Ist zwar nicht Conrad sondern Voelkner aber :m


----------



## Klaus S. (18. Februar 2010)

*AW: Mit Stippen in der Brandung*

DANKE sei froh das ich keine Männer küss :m
Hab schon alles abgesucht aber nichts gefunden. Den kann man bestimmt auch gut für die Knicklichter nehmen. Wird wohl sogar noch besser sein als der Transparente.

€: Hab von Beiden jeweils 2 m geordert aber leider kommen noch 5,95,- an Versandkosten hinzu. Naja, zu Conrad wären es auch 25 km...


----------



## Klaus S. (26. Februar 2010)

*AW: Mit Stippen in der Brandung*

Schrumpfschlauch ist angekommen und ist von sehr guter Qualität. Besser als Transparenter #6


----------



## JuergenS (27. Februar 2010)

*AW: Mit Stippen in der Brandung*

Moin Klaus,
freut mich das ich helfen konnte:m
Berichte dann mal bitte wie sich der Schlauch in punkto Leuchten macht, Intensität und Dauer.
Ich könnte mir gut vorstellen damit meine "normalen" Rutenhalter zu bestücken um des Nachts nicht immer gleich die Lampe zum suchen derselben zu nehmen.
Und die Bilder von deinen Stippen nicht vergessen.

Jürgen


----------



## Klaus S. (27. Februar 2010)

*AW: Mit Stippen in der Brandung*

Er leuchtet sehr gut aber wie lange er nachleuchtet muß ich erst noch sehen. Mir gings einfach darum im dunkeln die Schnur wieder besser in den Haken der Stippe zu bekommen. 

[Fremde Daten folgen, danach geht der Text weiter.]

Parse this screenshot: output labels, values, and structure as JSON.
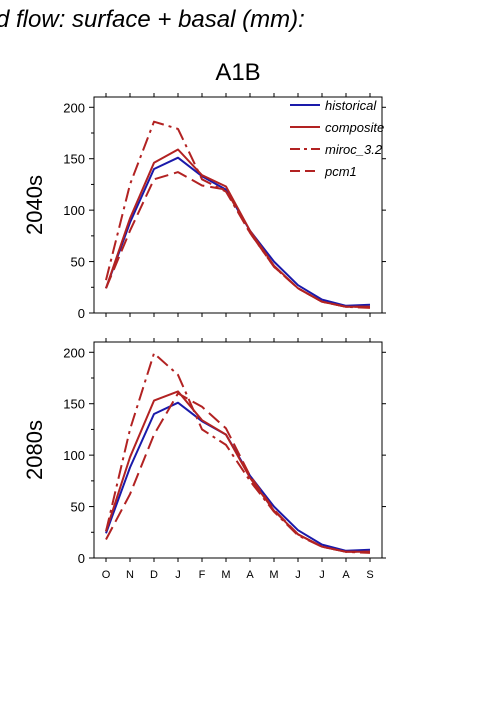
{
  "header_title": "d flow: surface + basal (mm):",
  "scenario_title": "A1B",
  "colors": {
    "historical": "#1a1aaa",
    "projection": "#b22222",
    "frame": "#000000"
  },
  "chart_data": [
    {
      "type": "line",
      "panel_label": "2040s",
      "categories": [
        "O",
        "N",
        "D",
        "J",
        "F",
        "M",
        "A",
        "M",
        "J",
        "J",
        "A",
        "S"
      ],
      "ylim": [
        0,
        210
      ],
      "yticks": [
        0,
        50,
        100,
        150,
        200
      ],
      "grid": false,
      "legend_position": "top-right",
      "series": [
        {
          "name": "historical",
          "color": "#1a1aaa",
          "dash": "solid",
          "values": [
            24,
            88,
            140,
            151,
            133,
            120,
            80,
            50,
            27,
            13,
            7,
            8
          ]
        },
        {
          "name": "composite",
          "color": "#b22222",
          "dash": "solid",
          "values": [
            24,
            92,
            146,
            159,
            134,
            123,
            80,
            46,
            24,
            11,
            6,
            6
          ]
        },
        {
          "name": "miroc_3.2",
          "color": "#b22222",
          "dash": "dashdot",
          "values": [
            32,
            125,
            186,
            179,
            130,
            118,
            78,
            45,
            24,
            11,
            6,
            5
          ]
        },
        {
          "name": "pcm1",
          "color": "#b22222",
          "dash": "dashed",
          "values": [
            24,
            80,
            130,
            137,
            124,
            120,
            78,
            45,
            24,
            11,
            6,
            6
          ]
        }
      ]
    },
    {
      "type": "line",
      "panel_label": "2080s",
      "categories": [
        "O",
        "N",
        "D",
        "J",
        "F",
        "M",
        "A",
        "M",
        "J",
        "J",
        "A",
        "S"
      ],
      "ylim": [
        0,
        210
      ],
      "yticks": [
        0,
        50,
        100,
        150,
        200
      ],
      "grid": false,
      "series": [
        {
          "name": "historical",
          "color": "#1a1aaa",
          "dash": "solid",
          "values": [
            24,
            88,
            140,
            151,
            133,
            120,
            80,
            50,
            27,
            13,
            7,
            8
          ]
        },
        {
          "name": "composite",
          "color": "#b22222",
          "dash": "solid",
          "values": [
            26,
            98,
            153,
            162,
            134,
            120,
            78,
            46,
            23,
            11,
            6,
            6
          ]
        },
        {
          "name": "miroc_3.2",
          "color": "#b22222",
          "dash": "dashdot",
          "values": [
            26,
            125,
            199,
            178,
            125,
            110,
            75,
            45,
            22,
            11,
            6,
            5
          ]
        },
        {
          "name": "pcm1",
          "color": "#b22222",
          "dash": "dashed",
          "values": [
            18,
            62,
            120,
            160,
            147,
            126,
            80,
            47,
            23,
            11,
            6,
            6
          ]
        }
      ]
    }
  ]
}
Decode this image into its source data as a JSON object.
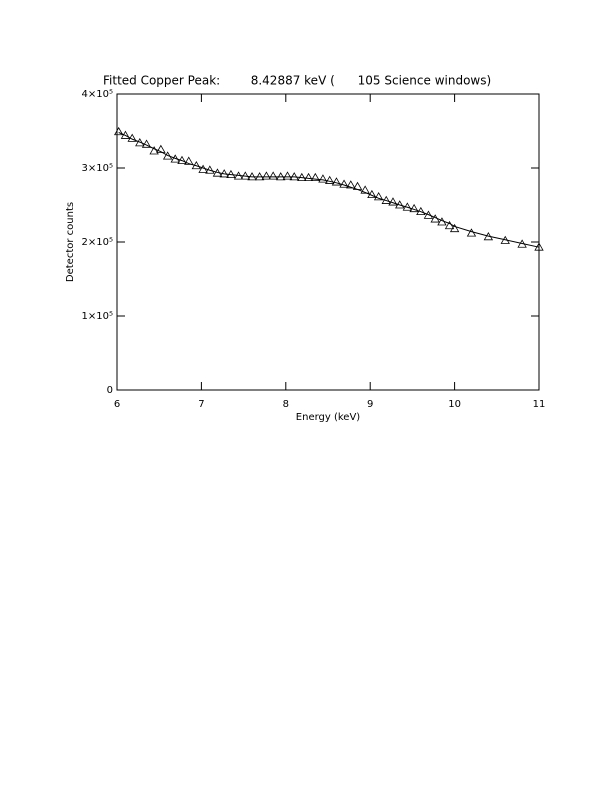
{
  "chart_data": {
    "type": "scatter",
    "title": "Fitted Copper Peak:        8.42887 keV (      105 Science windows)",
    "x_label": "Energy (keV)",
    "y_label": "Detector counts",
    "x": [
      6.02,
      6.1,
      6.18,
      6.27,
      6.35,
      6.44,
      6.52,
      6.6,
      6.69,
      6.77,
      6.85,
      6.94,
      7.02,
      7.1,
      7.19,
      7.27,
      7.35,
      7.44,
      7.52,
      7.6,
      7.69,
      7.77,
      7.85,
      7.94,
      8.02,
      8.1,
      8.19,
      8.27,
      8.35,
      8.44,
      8.52,
      8.6,
      8.69,
      8.77,
      8.85,
      8.94,
      9.02,
      9.1,
      9.19,
      9.27,
      9.35,
      9.44,
      9.52,
      9.6,
      9.69,
      9.77,
      9.85,
      9.94,
      10.0,
      10.2,
      10.4,
      10.6,
      10.8,
      11.0
    ],
    "series": [
      {
        "marker": "triangle",
        "color": "#000000",
        "values": [
          349000,
          344000,
          340000,
          334000,
          332000,
          323000,
          325000,
          316000,
          312000,
          310000,
          309000,
          303000,
          298000,
          297000,
          293000,
          292000,
          291000,
          289000,
          289000,
          288000,
          288000,
          289000,
          289000,
          288000,
          289000,
          288000,
          287000,
          287000,
          287000,
          285000,
          283000,
          281000,
          278000,
          277000,
          275000,
          270000,
          264000,
          261000,
          256000,
          254000,
          250000,
          247000,
          245000,
          241000,
          236000,
          231000,
          227000,
          222000,
          218000,
          212000,
          207000,
          202000,
          197000,
          193000
        ]
      },
      {
        "marker": "line",
        "color": "#000000",
        "values": [
          348000,
          344000,
          339000,
          335000,
          331000,
          326000,
          322000,
          317000,
          313000,
          310000,
          306000,
          303000,
          300000,
          297000,
          294000,
          292000,
          291000,
          290000,
          289000,
          288000,
          288000,
          288000,
          288000,
          288000,
          288000,
          288000,
          287000,
          286000,
          285000,
          284000,
          282000,
          280000,
          277000,
          274000,
          271000,
          267000,
          263000,
          259000,
          256000,
          253000,
          250000,
          247000,
          244000,
          241000,
          237000,
          233000,
          229000,
          225000,
          221000,
          214000,
          208000,
          203000,
          198000,
          193000
        ]
      }
    ],
    "xlim": [
      6,
      11
    ],
    "xticks": [
      6,
      7,
      8,
      9,
      10,
      11
    ],
    "ylim": [
      0,
      400000
    ],
    "yticks": [
      0,
      {
        "value": 100000,
        "label": "1×10⁵"
      },
      {
        "value": 200000,
        "label": "2×10⁵"
      },
      {
        "value": 300000,
        "label": "3×10⁵"
      },
      {
        "value": 400000,
        "label": "4×10⁵"
      }
    ]
  }
}
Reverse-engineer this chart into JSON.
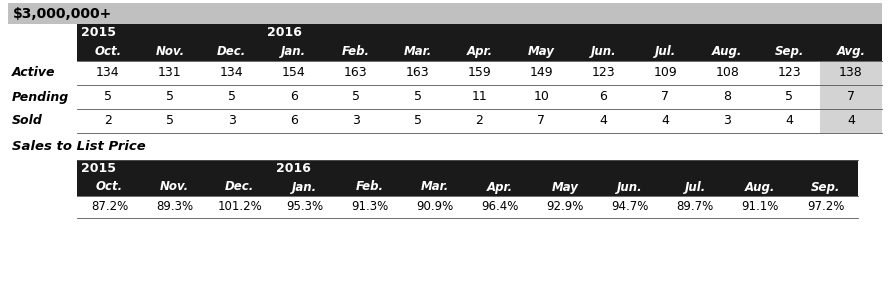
{
  "title": "$3,000,000+",
  "title_bg": "#c0c0c0",
  "header_bg": "#1a1a1a",
  "cell_bg_avg": "#d3d3d3",
  "month_row": [
    "Oct.",
    "Nov.",
    "Dec.",
    "Jan.",
    "Feb.",
    "Mar.",
    "Apr.",
    "May",
    "Jun.",
    "Jul.",
    "Aug.",
    "Sep.",
    "Avg."
  ],
  "rows": [
    {
      "label": "Active",
      "values": [
        "134",
        "131",
        "134",
        "154",
        "163",
        "163",
        "159",
        "149",
        "123",
        "109",
        "108",
        "123",
        "138"
      ]
    },
    {
      "label": "Pending",
      "values": [
        "5",
        "5",
        "5",
        "6",
        "5",
        "5",
        "11",
        "10",
        "6",
        "7",
        "8",
        "5",
        "7"
      ]
    },
    {
      "label": "Sold",
      "values": [
        "2",
        "5",
        "3",
        "6",
        "3",
        "5",
        "2",
        "7",
        "4",
        "4",
        "3",
        "4",
        "4"
      ]
    }
  ],
  "sales_label": "Sales to List Price",
  "sales_months": [
    "Oct.",
    "Nov.",
    "Dec.",
    "Jan.",
    "Feb.",
    "Mar.",
    "Apr.",
    "May",
    "Jun.",
    "Jul.",
    "Aug.",
    "Sep."
  ],
  "sales_values": [
    "87.2%",
    "89.3%",
    "101.2%",
    "95.3%",
    "91.3%",
    "90.9%",
    "96.4%",
    "92.9%",
    "94.7%",
    "89.7%",
    "91.1%",
    "97.2%"
  ]
}
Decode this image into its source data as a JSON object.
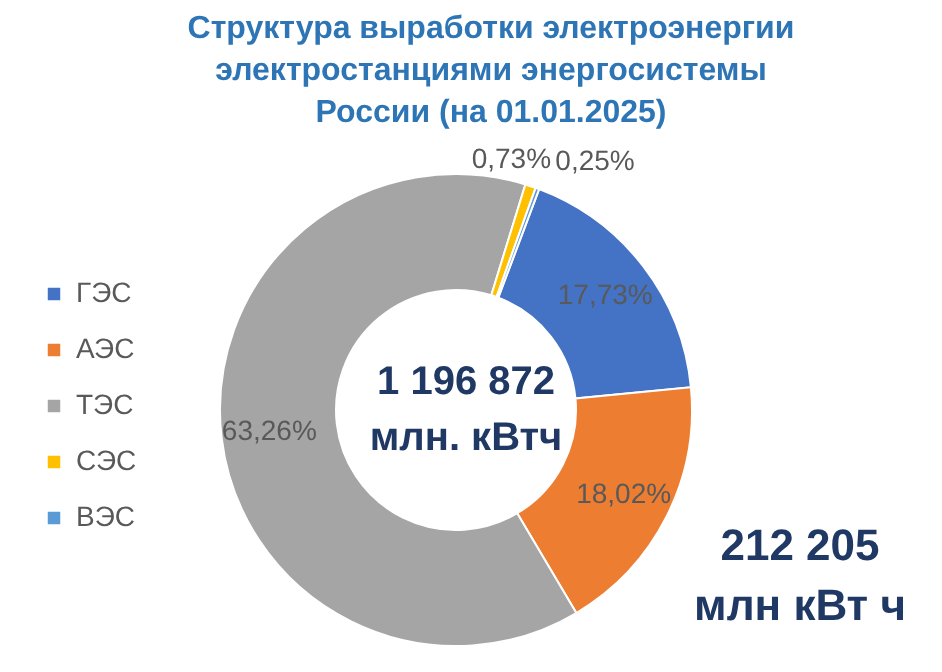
{
  "chart_data": {
    "type": "donut",
    "title": "Структура выработки электроэнергии\nэлектростанциями энергосистемы\nРоссии (на 01.01.2025)",
    "categories": [
      "ГЭС",
      "АЭС",
      "ТЭС",
      "СЭС",
      "ВЭС"
    ],
    "values": [
      17.73,
      18.02,
      63.26,
      0.73,
      0.25
    ],
    "colors": [
      "#4472c4",
      "#ed7d31",
      "#a5a5a5",
      "#ffc000",
      "#5b9bd5"
    ],
    "value_labels": [
      "17,73%",
      "18,02%",
      "63,26%",
      "0,73%",
      "0,25%"
    ],
    "legend": "left",
    "annotations": [
      "1 196 872\nмлн. кВтч",
      "212 205\nмлн кВт ч"
    ]
  }
}
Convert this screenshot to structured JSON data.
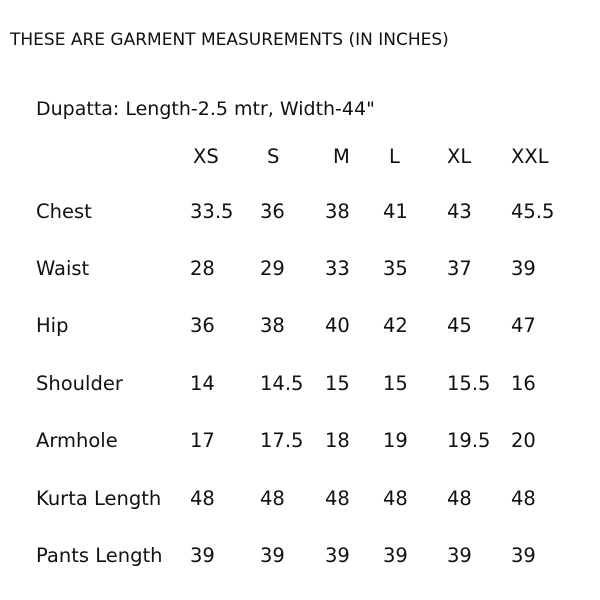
{
  "title": "THESE ARE GARMENT MEASUREMENTS (IN INCHES)",
  "dupatta": "Dupatta: Length-2.5 mtr, Width-44\"",
  "sizes": [
    "XS",
    "S",
    "M",
    "L",
    "XL",
    "XXL"
  ],
  "rows": [
    {
      "label": "Chest",
      "values": [
        "33.5",
        "36",
        "38",
        "41",
        "43",
        "45.5"
      ]
    },
    {
      "label": "Waist",
      "values": [
        "28",
        "29",
        "33",
        "35",
        "37",
        "39"
      ]
    },
    {
      "label": "Hip",
      "values": [
        "36",
        "38",
        "40",
        "42",
        "45",
        "47"
      ]
    },
    {
      "label": "Shoulder",
      "values": [
        "14",
        "14.5",
        "15",
        "15",
        "15.5",
        "16"
      ]
    },
    {
      "label": "Armhole",
      "values": [
        "17",
        "17.5",
        "18",
        "19",
        "19.5",
        "20"
      ]
    },
    {
      "label": "Kurta Length",
      "values": [
        "48",
        "48",
        "48",
        "48",
        "48",
        "48"
      ]
    },
    {
      "label": "Pants Length",
      "values": [
        "39",
        "39",
        "39",
        "39",
        "39",
        "39"
      ]
    }
  ]
}
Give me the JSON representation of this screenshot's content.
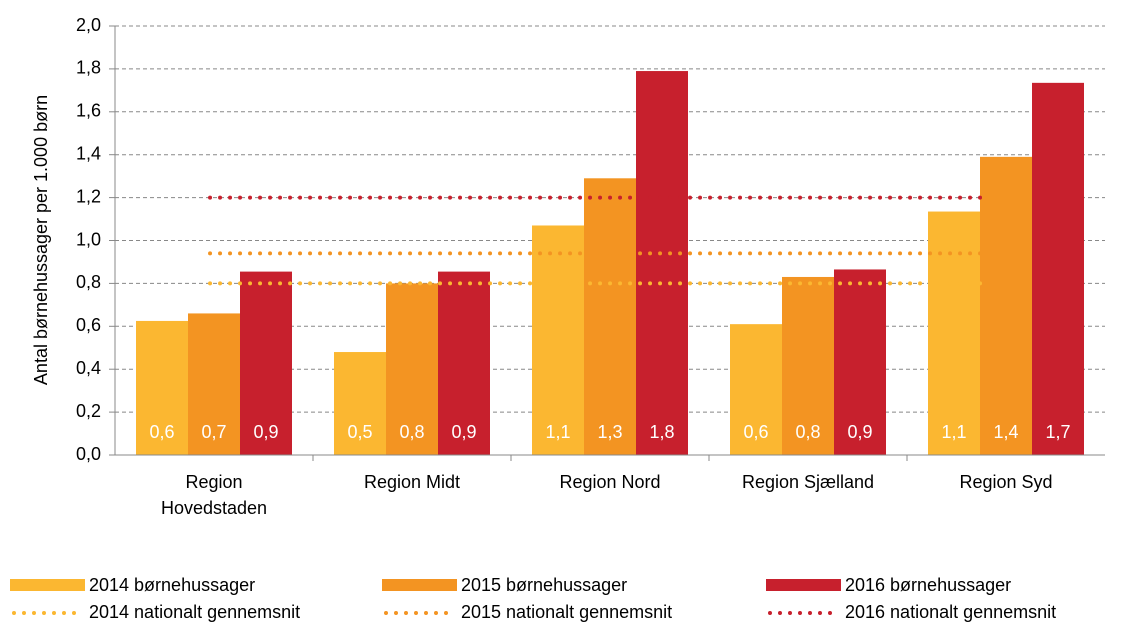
{
  "chart_data": {
    "type": "bar",
    "y_label": "Antal børnehussager per 1.000 børn",
    "categories": [
      "Region Hovedstaden",
      "Region Midt",
      "Region Nord",
      "Region Sjælland",
      "Region Syd"
    ],
    "series": [
      {
        "name": "2014 børnehussager",
        "color": "#fbb731",
        "values": [
          0.625,
          0.48,
          1.07,
          0.61,
          1.135
        ],
        "value_labels": [
          "0,6",
          "0,5",
          "1,1",
          "0,6",
          "1,1"
        ]
      },
      {
        "name": "2015 børnehussager",
        "color": "#f39422",
        "values": [
          0.66,
          0.8,
          1.29,
          0.83,
          1.39
        ],
        "value_labels": [
          "0,7",
          "0,8",
          "1,3",
          "0,8",
          "1,4"
        ]
      },
      {
        "name": "2016 børnehussager",
        "color": "#c7202d",
        "values": [
          0.855,
          0.855,
          1.79,
          0.865,
          1.735
        ],
        "value_labels": [
          "0,9",
          "0,9",
          "1,8",
          "0,9",
          "1,7"
        ]
      }
    ],
    "reference_lines": [
      {
        "name": "2014 nationalt gennemsnit",
        "color": "#fbb731",
        "value": 0.8
      },
      {
        "name": "2015 nationalt gennemsnit",
        "color": "#f39422",
        "value": 0.94
      },
      {
        "name": "2016 nationalt gennemsnit",
        "color": "#c7202d",
        "value": 1.2
      }
    ],
    "ylim": [
      0,
      2
    ],
    "yticks": [
      {
        "value": 0,
        "label": "0,0"
      },
      {
        "value": 0.2,
        "label": "0,2"
      },
      {
        "value": 0.4,
        "label": "0,4"
      },
      {
        "value": 0.6,
        "label": "0,6"
      },
      {
        "value": 0.8,
        "label": "0,8"
      },
      {
        "value": 1,
        "label": "1,0"
      },
      {
        "value": 1.2,
        "label": "1,2"
      },
      {
        "value": 1.4,
        "label": "1,4"
      },
      {
        "value": 1.6,
        "label": "1,6"
      },
      {
        "value": 1.8,
        "label": "1,8"
      },
      {
        "value": 2,
        "label": "2,0"
      }
    ],
    "grid": true,
    "legend": "bottom"
  }
}
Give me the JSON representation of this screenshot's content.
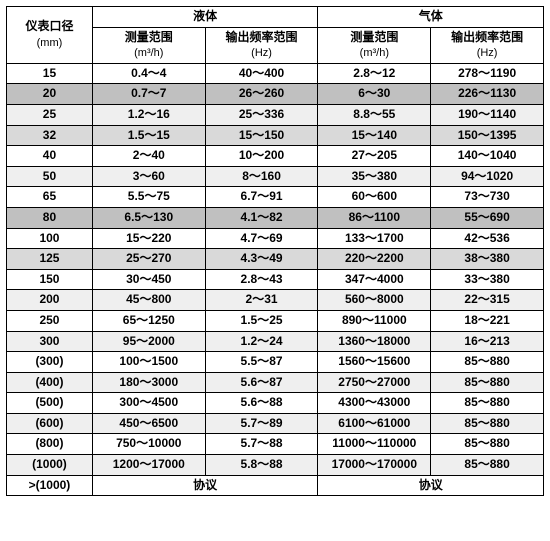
{
  "header": {
    "col_diameter": "仪表口径",
    "col_diameter_unit": "(mm)",
    "col_liquid": "液体",
    "col_gas": "气体",
    "sub_measure": "测量范围",
    "sub_measure_unit": "(m³/h)",
    "sub_freq": "输出频率范围",
    "sub_freq_unit": "(Hz)"
  },
  "palette": {
    "alt0": "#efefef",
    "alt1": "#d9d9d9",
    "alt2": "#ffffff",
    "alt3": "#c0c0c0"
  },
  "rows": [
    {
      "dia": "15",
      "lm": "0.4～4",
      "lf": "40～400",
      "gm": "2.8～12",
      "gf": "278～1190",
      "cls": "alt2"
    },
    {
      "dia": "20",
      "lm": "0.7～7",
      "lf": "26～260",
      "gm": "6～30",
      "gf": "226～1130",
      "cls": "alt3"
    },
    {
      "dia": "25",
      "lm": "1.2～16",
      "lf": "25～336",
      "gm": "8.8～55",
      "gf": "190～1140",
      "cls": "alt0"
    },
    {
      "dia": "32",
      "lm": "1.5～15",
      "lf": "15～150",
      "gm": "15～140",
      "gf": "150～1395",
      "cls": "alt1"
    },
    {
      "dia": "40",
      "lm": "2～40",
      "lf": "10～200",
      "gm": "27～205",
      "gf": "140～1040",
      "cls": "alt2"
    },
    {
      "dia": "50",
      "lm": "3～60",
      "lf": "8～160",
      "gm": "35～380",
      "gf": "94～1020",
      "cls": "alt0"
    },
    {
      "dia": "65",
      "lm": "5.5～75",
      "lf": "6.7～91",
      "gm": "60～600",
      "gf": "73～730",
      "cls": "alt2"
    },
    {
      "dia": "80",
      "lm": "6.5～130",
      "lf": "4.1～82",
      "gm": "86～1100",
      "gf": "55～690",
      "cls": "alt3"
    },
    {
      "dia": "100",
      "lm": "15～220",
      "lf": "4.7～69",
      "gm": "133～1700",
      "gf": "42～536",
      "cls": "alt2"
    },
    {
      "dia": "125",
      "lm": "25～270",
      "lf": "4.3～49",
      "gm": "220～2200",
      "gf": "38～380",
      "cls": "alt1"
    },
    {
      "dia": "150",
      "lm": "30～450",
      "lf": "2.8～43",
      "gm": "347～4000",
      "gf": "33～380",
      "cls": "alt2"
    },
    {
      "dia": "200",
      "lm": "45～800",
      "lf": "2～31",
      "gm": "560～8000",
      "gf": "22～315",
      "cls": "alt0"
    },
    {
      "dia": "250",
      "lm": "65～1250",
      "lf": "1.5～25",
      "gm": "890～11000",
      "gf": "18～221",
      "cls": "alt2"
    },
    {
      "dia": "300",
      "lm": "95～2000",
      "lf": "1.2～24",
      "gm": "1360～18000",
      "gf": "16～213",
      "cls": "alt0"
    },
    {
      "dia": "(300)",
      "lm": "100～1500",
      "lf": "5.5～87",
      "gm": "1560～15600",
      "gf": "85～880",
      "cls": "alt2"
    },
    {
      "dia": "(400)",
      "lm": "180～3000",
      "lf": "5.6～87",
      "gm": "2750～27000",
      "gf": "85～880",
      "cls": "alt0"
    },
    {
      "dia": "(500)",
      "lm": "300～4500",
      "lf": "5.6～88",
      "gm": "4300～43000",
      "gf": "85～880",
      "cls": "alt2"
    },
    {
      "dia": "(600)",
      "lm": "450～6500",
      "lf": "5.7～89",
      "gm": "6100～61000",
      "gf": "85～880",
      "cls": "alt0"
    },
    {
      "dia": "(800)",
      "lm": "750～10000",
      "lf": "5.7～88",
      "gm": "11000～110000",
      "gf": "85～880",
      "cls": "alt2"
    },
    {
      "dia": "(1000)",
      "lm": "1200～17000",
      "lf": "5.8～88",
      "gm": "17000～170000",
      "gf": "85～880",
      "cls": "alt0"
    }
  ],
  "last": {
    "dia": ">(1000)",
    "liquid": "协议",
    "gas": "协议",
    "cls": "alt2"
  }
}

Der schrumpft auch sehr gut (3:1) und ist nicht zu dünnwandig wie viele andere Schrumpfschläuche.


----------



## Klaus S. (26. März 2010)

*AW: Mit Stippen in der Brandung*

War nun gestern das erste Mal mit Stippen in der Brandung und kann das jeden nur raten auch mal zu probieren. Man sieht wirklich jeden Buttbiss und das bei monofiler Schnur.

Der Leuchtschrumpfschlauch ist Müll da er überhaupt nicht leuchtet nachdem er geschrumpft wurde.

War auch gleich ein guter Start in die Brandungssaison 2010.


----------



## Wiederanfänger (26. März 2010)

*AW: Mit Stippen in der Brandung*

Hallo Klaus,

ein dickes Petri an die Küste.

Mann bich ich neidisch.

Gruß.

Wiederanfänger


----------



## brandungsfighter (26. März 2010)

*AW: Mit Stippen in der Brandung*

@ klaus 

man das ist ja die Luxus version |jump:
so etwas bau ich mir demnächst auch!!!

mfg Laurin


----------



## stephan148 (11. Juni 2010)

*AW: Mit Stippen in der Brandung*

mal ne blöde frage :
wenn deine stippe 5 meter lang ist, wie lang ist dann deine schnur und wie weit kannst du reinwerfen oder angelst du in 30 cm hohem wasser.


----------



## xbxmxnn (11. Juni 2010)

*AW: Mit Stippen in der Brandung*

Hallo Stephan,

mir scheint, Du hast da etwas durcheinander gebracht; die Schnur ist nicht an den Stippen, sondern an normalen Brandungsruten, die normal weit ausgeworfen werden, die Stippen dienen nur als Bissanzeiger, die Schnur der Brandungsruten läuft über an den Spitzen der Stippen angebrachte Metallbügel. 
Daqmit kann Klaus dann sogar in einem Meter Wassertiefe fischen!  (War ein Scherz!)

Oder habe ich jetzt Deine Frage missverstanden?


----------



## stephan148 (11. Juni 2010)

*AW: Mit Stippen in der Brandung*

oh jetzt seh ichs auch sorry. ich dachte ihr stippt am strand. hätte mich doch stark gewundert. bin noch unerfahren möchte aber viel lernen da ich im august an die ostsee fahre und da auch mal ne angel reinschmeißen will.


----------



## xbxmxnn (11. Juni 2010)

*AW: Mit Stippen in der Brandung*

Tu's nicht! Hier bei mir auf der Seebrücke hatte tatsächlich einer eine Angel ausgeworfen. Tat ihr gar nicht gut, erstens hat er sie nicht wiederbekommen, und irgendwie ist sie auch kauptt gegangen, am nächsten Tag lagen mehrere Teile unter der Brücke! 

Ich persönlich empfehle übrigens Stippen als Bissanzeiger nur Vielanglern und erfahrenen Brandungsanglern, wenn Du nur zum Spaß losgehen möchtest ist das nicht unbedingt nötig - viel Geschleppe, recht viel Aufwand, die Rutenhalter und die Stippen anzupassen - wenn Du oft losgehst mag das in Ordnung sein (ich mag die Dinger dennoch nicht, aber das ist persönliche Einstellungssache), aber ansonsten tu Dir den Stress nicht an, sondern genieß einfach das Angeln an sich, je weniger Aufwand, desto mehr Spaß, denke ich.


----------